Using \( L_1 \) or \( L_2 \) regularization allows us to avoid model overfitting by penalizing large coefficients. \( L_1 \) regularization has the advantage of zeroing out coefficients; it performs feature selection by discarding the features with a coefficient of 0. This is particularly useful when working with high-dimensional data with many features. A model that only uses a few features to make a prediction runs much faster than a model that requires many calculations. Since unneeded features tend to increase model variance without decreasing bias, we can sometimes increase the accuracy of other models by using lasso regression to select a subset of features to use.

Note

Sometimes we prefer one type of regularization over the other because it maps more closely to the domain we are working with. For example, if we know that the phenomenon we are trying to model results from many small factors, we might prefer ridge regression because it won’t discard these factors.

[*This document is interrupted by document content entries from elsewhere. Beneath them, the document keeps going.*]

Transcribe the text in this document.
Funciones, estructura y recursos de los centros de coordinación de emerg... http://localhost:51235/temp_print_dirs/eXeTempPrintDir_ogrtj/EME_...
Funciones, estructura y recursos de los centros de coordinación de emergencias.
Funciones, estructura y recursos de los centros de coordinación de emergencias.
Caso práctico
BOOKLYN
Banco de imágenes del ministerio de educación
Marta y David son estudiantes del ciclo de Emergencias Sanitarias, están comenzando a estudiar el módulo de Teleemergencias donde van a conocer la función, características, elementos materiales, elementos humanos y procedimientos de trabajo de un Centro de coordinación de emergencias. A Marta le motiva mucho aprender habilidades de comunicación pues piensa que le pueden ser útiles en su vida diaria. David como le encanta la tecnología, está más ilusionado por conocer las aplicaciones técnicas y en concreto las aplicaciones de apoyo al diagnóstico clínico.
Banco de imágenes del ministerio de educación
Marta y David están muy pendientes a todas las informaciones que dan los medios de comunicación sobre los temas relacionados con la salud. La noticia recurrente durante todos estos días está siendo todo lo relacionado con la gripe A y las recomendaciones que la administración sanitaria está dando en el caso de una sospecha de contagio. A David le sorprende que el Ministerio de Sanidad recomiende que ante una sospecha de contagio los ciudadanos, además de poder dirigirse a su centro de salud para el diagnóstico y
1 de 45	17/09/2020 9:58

On the other hand, some outcomes result from a few highly influential features. We prefer lasso regression in these situations because it discards unneeded features. Both \(L_2\) and \(L_1\) serve as useful throttles to navigate between under- and overfitting.

Regularization, train-test split, and cross-validation all have the goal of reducing over-fitting. The problem with over-fitting comes from using data to both fit a model and estimate the model’s error in predicting new observations. In the next section, we provide further intuition for this idea.


1

Stan Lipovetsky and W. Michael Conklin (2015) Predictor relative importance and matching regression parameters. Journal of Applied Statistics, 42:5, 1017-1031.